Tiger Woods: The Luckiest Jerk on the Face of the Earth

Sexting-scandalized golfer couldn't have picked better enemies to help him keep his career rolling

By Joal Ryan Dec 04, 2009 12:00 PMTags
Tiger WoodsAllen Eyestone/Palm Beach Post/ZUMA Press

Tiger Woods isn't lucky because he's rich and famous and a world-class athlete.

Tiger Woods is lucky because he's in the right profession (sports) and pitted against the right opponents (the media, cocktail waitresses) to insure that one bad P.R. week will remain just that: one bad P.R. week.

So, ignore the obligatory hand-wringing over whether Woods' career as a corporate pitchman is over and the naive talk about whether the public will forgive the man his "transgressions."

Tiger Woods is going to wear us out. And we're going to like it.

If most people had to pick sides—Tiger Woods versus the aforementioned scourges of society—most people would go with the guy who's never told them a story, much less pored them a drink. Americans may not like their public figures—and especially their male public figures—to have more sex than them (just ask poor Adam Lambert), but they tolerate that behavior far more than they respect their messengers and cocktail waitresses.

While Woods has held fire on the cocktail-waitressing community—and why bother doing otherwise, unless the gender and class scales tipped the other way when we were busy listening to Jamiee Grubbs' incoming messages—he has unloaded on the media in non-statement after non-statement.

Now, truth be told, Kirstie Alley's Twitter page has been stronger than Woods in making his case or, rather, in making the case that the cocktail waitress who sells out her married hookup for tabloid cash admittedly ain't no great shakes, but nobody's perfect. Obviously.

Overall, though, Woods is fortunate to have chosen just the right enemy.

If you want to get somebody to agree with you, then tell them how much you despise the Media (capital M, as in the Mafia). If you want to deflect attention from a fire-hydrant-smashing incident of public record, then tell them how much you despise the Media (capital M, as in Maleficent).

And, most of all, if you wish to live the life to which you are accostomed be sure to make your life in an industry ruled by the jock credo that says scoreboard is all that matters, and burnished in the broadcast booth by former jocks who may be all-too sympathetic to away-game rituals involving cocktail waitresses. (By the way, before he goes rogue again, will somebody please CC Jesper Parnevik on the next boys-will-be-boys memo?)
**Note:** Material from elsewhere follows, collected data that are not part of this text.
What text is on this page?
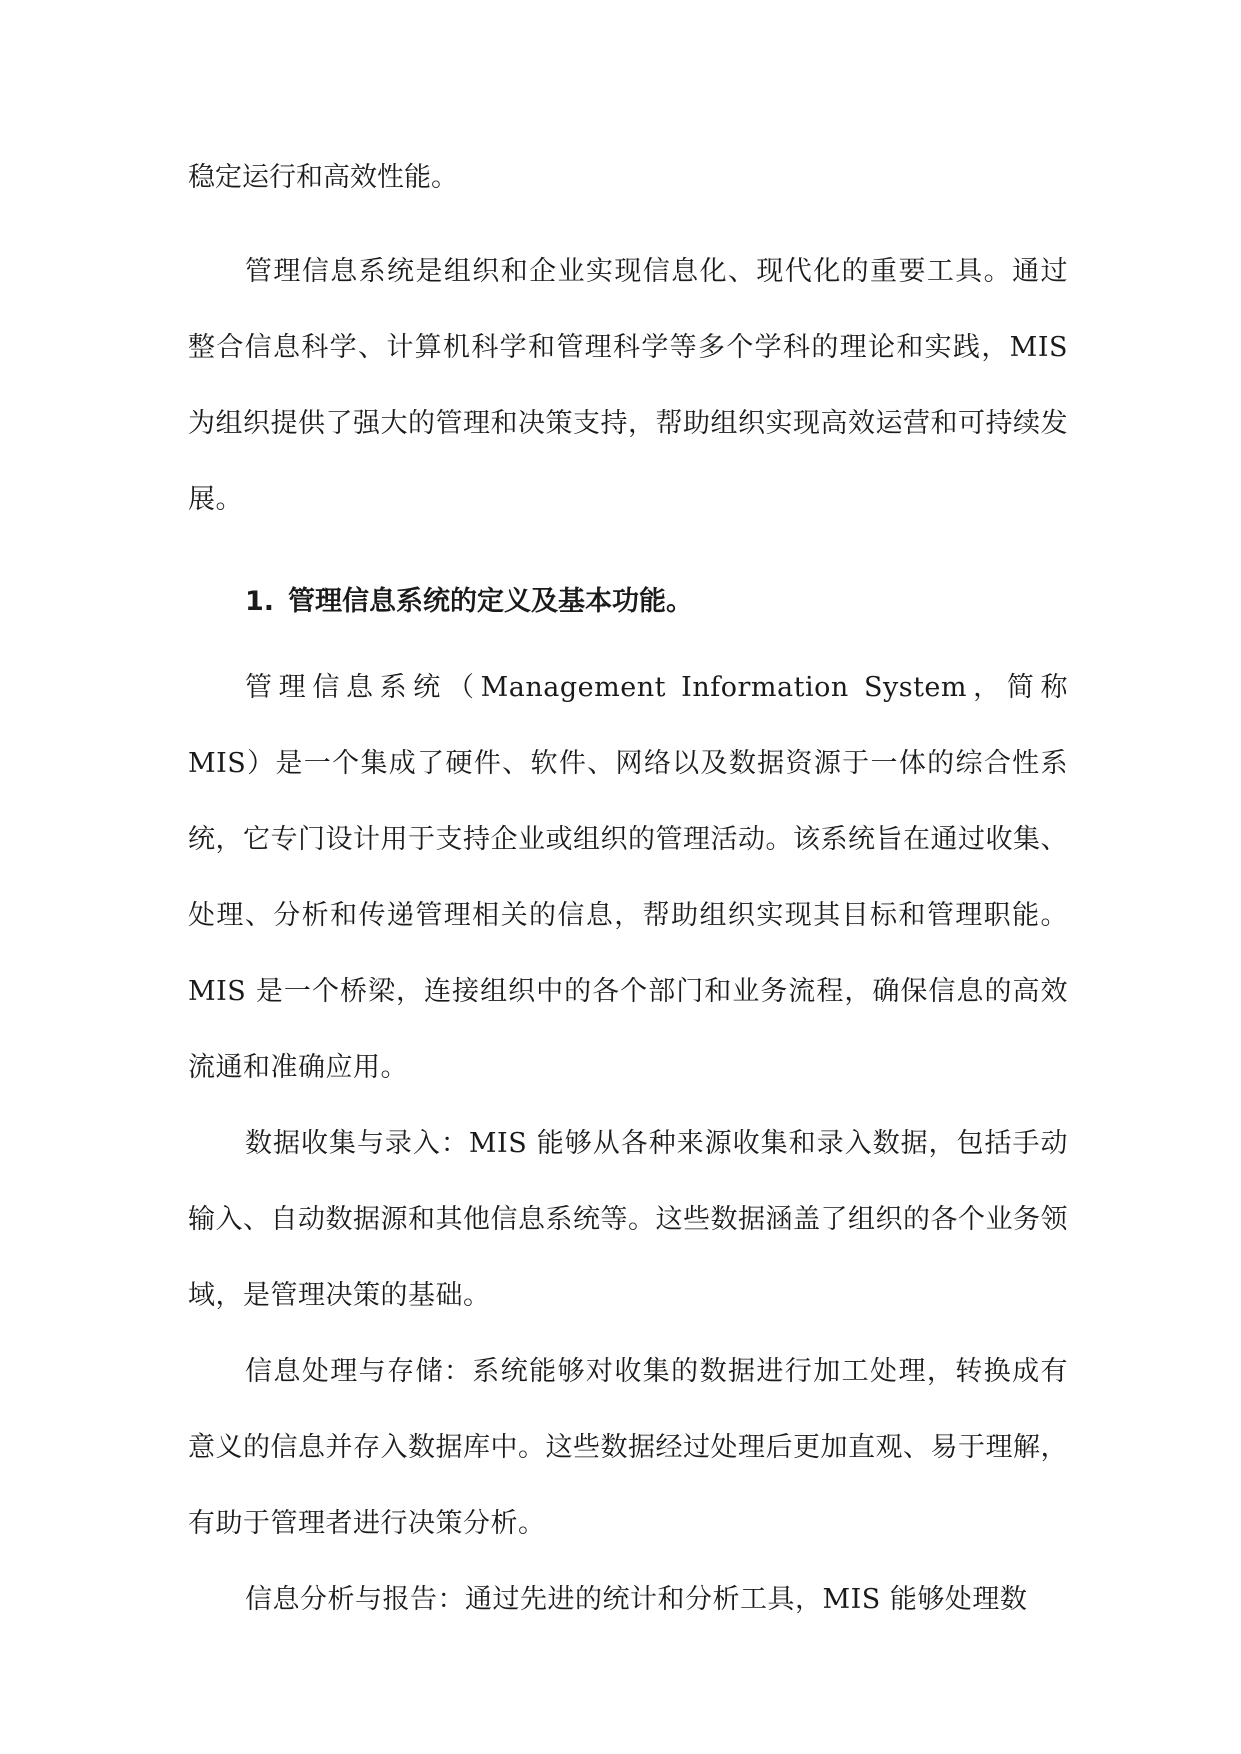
稳定运行和高效性能。

管理信息系统是组织和企业实现信息化、现代化的重要工具。通过整合信息科学、计算机科学和管理科学等多个学科的理论和实践，MIS 为组织提供了强大的管理和决策支持，帮助组织实现高效运营和可持续发展。

1. 管理信息系统的定义及基本功能。

管理信息系统（Management Information System，简称 MIS）是一个集成了硬件、软件、网络以及数据资源于一体的综合性系统，它专门设计用于支持企业或组织的管理活动。该系统旨在通过收集、处理、分析和传递管理相关的信息，帮助组织实现其目标和管理职能。MIS 是一个桥梁，连接组织中的各个部门和业务流程，确保信息的高效流通和准确应用。

数据收集与录入：MIS 能够从各种来源收集和录入数据，包括手动输入、自动数据源和其他信息系统等。这些数据涵盖了组织的各个业务领域，是管理决策的基础。

信息处理与存储：系统能够对收集的数据进行加工处理，转换成有意义的信息并存入数据库中。这些数据经过处理后更加直观、易于理解，有助于管理者进行决策分析。

信息分析与报告：通过先进的统计和分析工具，MIS 能够处理数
We'll save you the trouble now of hitting the cap-lock button: SCOREBOARD *IS* ALL THAT MATTERS, you scream. Fine. Fact is, you're right. Before Tiger Woods, there was Michael Jordan, as unappealing an icon outside the lines as there may be. (If you haven't had the displeasure, click right this way to watch Mr. Jordan scorch the Earth, his enemies and own children in his classy Basketball Hall of Fame induction speech.)

And while Jordan never faced the full TMZ that Woods is getting, he had his scuffles, and he ended up a hero. As long as from this point Woods' golf clubs are used only for golfing, their owner will probably end up the same way. No matter how many more sext messages are leaked. No matter how many more women come forward. No matter.

Some guys who get lucky are lucky that way.